Although Jack tried his very hardest to look annoyed, he couldn’t help but let a hint of a smile emerge on his face. The drive to Bensen University from Charlotte is a scenic one. Even if one were experienced enough to know the most direct route like Moira did, he or she would still be forced to take small roads that remained antiques of the old South and the many tobacco plantations. About an hour and half into the drive to Bensen, a traveler would have many opportunities to see old white wooden manor houses and old tobacco fields which stretched wide and far for miles. At about two hours in, the journey would offer travelers a chance to take in dilapidated shacks and former scanty towns that the share-croppers and overseers would live in during the winter, when the optimal time for harvesting tobacco had past. Finally, as the seasoned adventurers came within ten minutes to the Bensen University campus, their eyes would be able to witness the lush green hills, two story houses and magnolia trees that defined the town of Bensen. After navigating through the small but self suffficent town, the traveler would arrive at the southern gate to Bensen, a simple eight foot tall metal gate with Bensen’s signature cursive B in the middle. If one were a student or faculty member, a wallet sized identification would be the only thing needed to open the gate.

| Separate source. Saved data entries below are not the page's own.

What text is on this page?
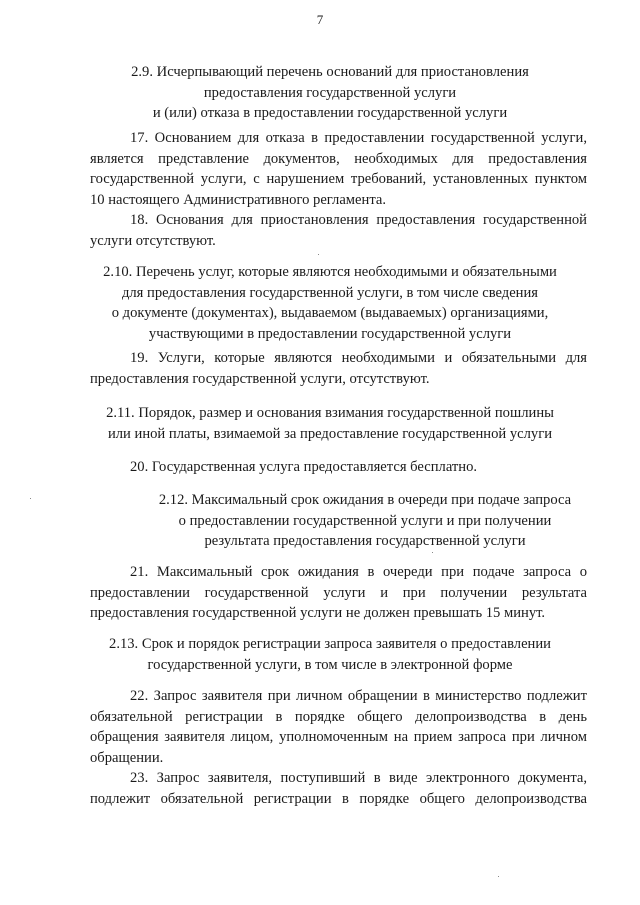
7
2.9. Исчерпывающий перечень оснований для приостановления
предоставления государственной услуги
и (или) отказа в предоставлении государственной услуги
17. Основанием для отказа в предоставлении государственной услуги,
является представление документов, необходимых для предоставления
государственной услуги, с нарушением требований, установленных пунктом
10 настоящего Административного регламента.
18. Основания для приостановления предоставления государственной
услуги отсутствуют.
2.10. Перечень услуг, которые являются необходимыми и обязательными
для предоставления государственной услуги, в том числе сведения
о документе (документах), выдаваемом (выдаваемых) организациями,
участвующими в предоставлении государственной услуги
19. Услуги, которые являются необходимыми и обязательными для
предоставления государственной услуги, отсутствуют.
2.11. Порядок, размер и основания взимания государственной пошлины
или иной платы, взимаемой за предоставление государственной услуги
20. Государственная услуга предоставляется бесплатно.
2.12. Максимальный срок ожидания в очереди при подаче запроса
о предоставлении государственной услуги и при получении
результата предоставления государственной услуги
21. Максимальный срок ожидания в очереди при подаче запроса о
предоставлении государственной услуги и при получении результата
предоставления государственной услуги не должен превышать 15 минут.
2.13. Срок и порядок регистрации запроса заявителя о предоставлении
государственной услуги, в том числе в электронной форме
22. Запрос заявителя при личном обращении в министерство подлежит
обязательной регистрации в порядке общего делопроизводства в день
обращения заявителя лицом, уполномоченным на прием запроса при личном
обращении.
23. Запрос заявителя, поступивший в виде электронного документа,
подлежит обязательной регистрации в порядке общего делопроизводства
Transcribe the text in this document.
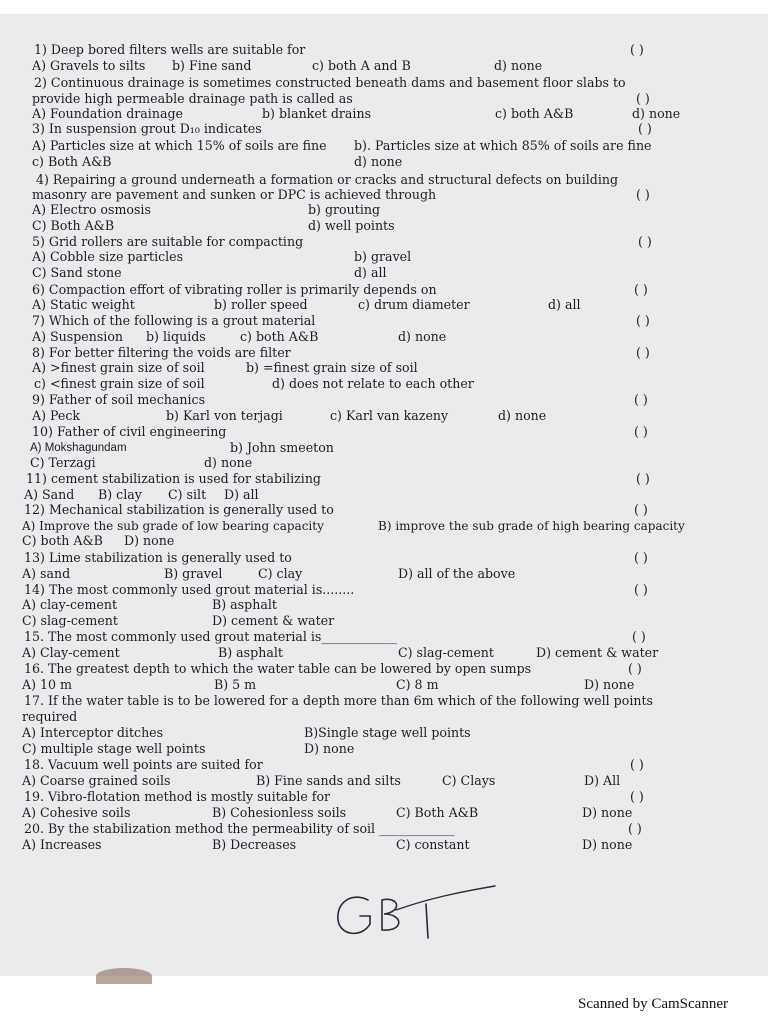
1) Deep bored filters wells are suitable for	( )
A) Gravels to silts b) Fine sand	c) both A and B	d) none
2) Continuous drainage is sometimes constructed beneath dams and basement floor slabs to
provide high permeable drainage path is called as	( )
A) Foundation drainage	b) blanket drains	c) both A&B	d) none
3) In suspension grout D₁₀ indicates	( )
A) Particles size at which 15% of soils are fine b). Particles size at which 85% of soils are fine
c) Both A&B	d) none
4) Repairing a ground underneath a formation or cracks and structural defects on building
masonry are pavement and sunken or DPC is achieved through	( )
A) Electro osmosis	b) grouting
C) Both A&B	d) well points
5) Grid rollers are suitable for compacting	( )
A) Cobble size particles	b) gravel
C) Sand stone	d) all
6) Compaction effort of vibrating roller is primarily depends on	( )
A) Static weight	b) roller speed	c) drum diameter	d) all
7) Which of the following is a grout material	( )
A) Suspension b) liquids	c) both A&B	d) none
8) For better filtering the voids are filter	( )
A) >finest grain size of soil	b) =finest grain size of soil
c) <finest grain size of soil	d) does not relate to each other
9) Father of soil mechanics	( )
A) Peck	b) Karl von terjagi	c) Karl van kazeny	d) none
10) Father of civil engineering	( )
A) Mokshagundam	b) John smeeton
C) Terzagi	d) none
11) cement stabilization is used for stabilizing	( )
A) Sand B) clay C) silt D) all
12) Mechanical stabilization is generally used to	( )
A) Improve the sub grade of low bearing capacity	B) improve the sub grade of high bearing capacity
C) both A&B D) none
13) Lime stabilization is generally used to	( )
A) sand	B) gravel	C) clay	D) all of the above
14) The most commonly used grout material is........	( )
A) clay-cement	B) asphalt
C) slag-cement	D) cement & water
15. The most commonly used grout material is____________	( )
A) Clay-cement	B) asphalt	C) slag-cement	D) cement & water
16. The greatest depth to which the water table can be lowered by open sumps	( )
A) 10 m	B) 5 m	C) 8 m	D) none
17. If the water table is to be lowered for a depth more than 6m which of the following well points
required
A) Interceptor ditches	B)Single stage well points
C) multiple stage well points	D) none
18. Vacuum well points are suited for	( )
A) Coarse grained soils	B) Fine sands and silts	C) Clays	D) All
19. Vibro-flotation method is mostly suitable for	( )
A) Cohesive soils	B) Cohesionless soils	C) Both A&B	D) none
20. By the stabilization method the permeability of soil ____________	( )
A) Increases	B) Decreases	C) constant	D) none
Scanned by CamScanner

Unfortunately, neither Jack nor Moira had such a card. The visitor’s parking, in sharp contrast to Jack’s memory of his last visit to the school, was mostly vacant. In fact, the only other cars that were present at all were two campus police vans and a supply truck for the on campus coffee shop. Mo found a spot close to the campus entrance and put the Jeep into neutral. “I take it that blondie didn’t tell you that the gate would be closed today, right?”

Jack pinched the temple of his forehead and sighed, his gray eyes narrowing. “He never really tells me much.” Jack straightened his tie. “You stay here with the car, I’ll talk to someone to get inside and see what that blue eyed boy scout wants.”

Mo pouted. “ Aw shucks, you never let me in on any of the fun.”